Mr. Munroe is a 2003 graduate of the University of California at Berkeley (Berkeley Law), where he was the recipient of the American Jurisprudence Award in Torts, Business Law & Policy and Computer Law. He received his undergraduate degree in chemistry from the University of California at Berkeley in 2000. Mr. Munroe is a member of the Public Justice Class Action Preservation Project Committee, the Class Action Litigation Group of the American Association for Justice and the Consumer Attorneys of California. He is a member of the California Bar and is admitted to practice before the United States Court of Appeals for the Ninth Circuit, as well as the United States District Courts for the Northern, Central and Southern Districts of California.

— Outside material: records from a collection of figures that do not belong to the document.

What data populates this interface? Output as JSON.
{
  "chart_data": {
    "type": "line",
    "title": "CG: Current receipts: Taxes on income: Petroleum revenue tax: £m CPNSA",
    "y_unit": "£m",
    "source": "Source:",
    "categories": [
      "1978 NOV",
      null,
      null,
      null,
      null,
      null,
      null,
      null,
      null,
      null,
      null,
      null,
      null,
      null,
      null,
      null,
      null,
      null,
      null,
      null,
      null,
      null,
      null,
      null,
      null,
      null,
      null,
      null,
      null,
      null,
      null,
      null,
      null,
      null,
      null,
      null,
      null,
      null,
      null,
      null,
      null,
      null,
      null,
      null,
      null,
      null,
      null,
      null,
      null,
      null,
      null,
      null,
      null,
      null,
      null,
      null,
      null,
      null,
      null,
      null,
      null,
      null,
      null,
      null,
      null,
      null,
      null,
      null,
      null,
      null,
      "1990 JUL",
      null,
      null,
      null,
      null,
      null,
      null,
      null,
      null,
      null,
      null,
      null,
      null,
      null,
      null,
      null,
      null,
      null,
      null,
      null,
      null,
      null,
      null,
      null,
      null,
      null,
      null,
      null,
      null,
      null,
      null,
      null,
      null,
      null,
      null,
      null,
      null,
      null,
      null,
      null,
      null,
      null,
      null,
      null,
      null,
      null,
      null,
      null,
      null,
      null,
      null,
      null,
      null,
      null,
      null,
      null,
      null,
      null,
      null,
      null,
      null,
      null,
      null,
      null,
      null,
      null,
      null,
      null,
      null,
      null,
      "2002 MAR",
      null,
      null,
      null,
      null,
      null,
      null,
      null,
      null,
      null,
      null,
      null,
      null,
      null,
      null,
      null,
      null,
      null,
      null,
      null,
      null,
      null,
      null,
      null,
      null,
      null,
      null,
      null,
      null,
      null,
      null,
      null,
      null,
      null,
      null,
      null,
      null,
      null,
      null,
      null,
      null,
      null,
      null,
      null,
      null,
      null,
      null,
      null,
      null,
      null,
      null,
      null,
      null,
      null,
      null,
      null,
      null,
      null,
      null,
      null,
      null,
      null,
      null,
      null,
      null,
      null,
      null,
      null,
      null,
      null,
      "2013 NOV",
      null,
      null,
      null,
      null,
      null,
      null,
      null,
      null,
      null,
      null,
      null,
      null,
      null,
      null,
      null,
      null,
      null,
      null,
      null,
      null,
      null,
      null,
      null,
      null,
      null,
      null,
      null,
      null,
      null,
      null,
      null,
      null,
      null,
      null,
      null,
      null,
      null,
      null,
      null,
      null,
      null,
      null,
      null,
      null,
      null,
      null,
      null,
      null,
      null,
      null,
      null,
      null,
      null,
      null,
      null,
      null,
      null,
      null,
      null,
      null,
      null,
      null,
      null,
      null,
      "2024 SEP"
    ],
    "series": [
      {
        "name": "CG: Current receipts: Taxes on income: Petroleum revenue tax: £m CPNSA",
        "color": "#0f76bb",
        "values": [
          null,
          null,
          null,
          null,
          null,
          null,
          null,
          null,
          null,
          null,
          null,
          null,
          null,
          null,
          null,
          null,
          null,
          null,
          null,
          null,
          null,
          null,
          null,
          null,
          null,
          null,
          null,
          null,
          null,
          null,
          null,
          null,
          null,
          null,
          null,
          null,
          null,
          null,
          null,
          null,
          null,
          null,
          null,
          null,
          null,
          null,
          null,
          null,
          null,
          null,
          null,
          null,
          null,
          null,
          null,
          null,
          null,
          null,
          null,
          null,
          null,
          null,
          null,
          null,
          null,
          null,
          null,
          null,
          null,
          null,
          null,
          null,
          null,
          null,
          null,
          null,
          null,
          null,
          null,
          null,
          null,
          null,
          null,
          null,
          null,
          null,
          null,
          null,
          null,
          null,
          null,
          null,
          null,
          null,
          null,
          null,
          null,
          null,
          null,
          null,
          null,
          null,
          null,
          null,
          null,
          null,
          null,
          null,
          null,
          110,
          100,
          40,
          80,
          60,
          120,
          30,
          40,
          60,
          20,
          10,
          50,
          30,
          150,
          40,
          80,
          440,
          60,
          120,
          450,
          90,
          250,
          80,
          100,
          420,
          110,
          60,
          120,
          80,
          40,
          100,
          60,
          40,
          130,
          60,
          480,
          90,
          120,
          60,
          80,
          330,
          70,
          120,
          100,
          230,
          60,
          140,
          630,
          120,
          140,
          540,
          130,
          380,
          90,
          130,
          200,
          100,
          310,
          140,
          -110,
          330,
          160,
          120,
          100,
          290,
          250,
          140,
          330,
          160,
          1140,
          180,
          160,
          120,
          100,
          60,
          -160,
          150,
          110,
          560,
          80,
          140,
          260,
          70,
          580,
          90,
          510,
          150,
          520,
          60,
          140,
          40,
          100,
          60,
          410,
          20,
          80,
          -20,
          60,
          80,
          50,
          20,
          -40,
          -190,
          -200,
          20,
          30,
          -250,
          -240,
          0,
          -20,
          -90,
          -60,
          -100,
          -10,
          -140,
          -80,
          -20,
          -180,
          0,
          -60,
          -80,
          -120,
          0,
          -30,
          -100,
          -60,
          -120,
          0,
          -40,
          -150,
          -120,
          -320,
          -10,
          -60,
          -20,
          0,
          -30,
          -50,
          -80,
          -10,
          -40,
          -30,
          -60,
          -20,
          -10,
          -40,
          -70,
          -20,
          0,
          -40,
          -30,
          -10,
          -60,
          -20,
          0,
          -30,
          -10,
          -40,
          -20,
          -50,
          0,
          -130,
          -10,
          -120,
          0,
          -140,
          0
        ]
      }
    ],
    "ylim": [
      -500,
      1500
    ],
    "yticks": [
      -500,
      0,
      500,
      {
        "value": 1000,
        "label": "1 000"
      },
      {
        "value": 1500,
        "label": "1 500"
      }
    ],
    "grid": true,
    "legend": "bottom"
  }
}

Key member of the briefing team in this decade-long litigation that achieved a nationwide class action settlement on behalf of approximately 5 million consumers of Intel Pentium 4 processors. The lawsuit changed Intel’s benchmarking practices and Intel agreed to a cash settlement for the class, along with $4 million in charitable donations.
Key member of the litigation team in this multidistrict case alleging that Chase Bank wronged consumers by offering long-term fixed-rate loans, only to later more-than-double the required loan payments. The litigation resulted in a $100 million settlement with Chase eight weeks prior to trial.
Key member of the litigation team in this multi-district litigation alleging that Mercedes-Benz failed to disclose to its customers that the “Tele Aid” equipment installed in their vehicles would soon be obsolete and require an expensive replacement to keep working. Resulted in a class settlement providing for cash reimbursements of $650, or new vehicle credits for up to $1,300.
Key member of the briefing team that achieved certification of a nationwide class alleging Hyundai sold vehicles with defective flywheel systems, before ultimately reaching a favorable settlement for the class.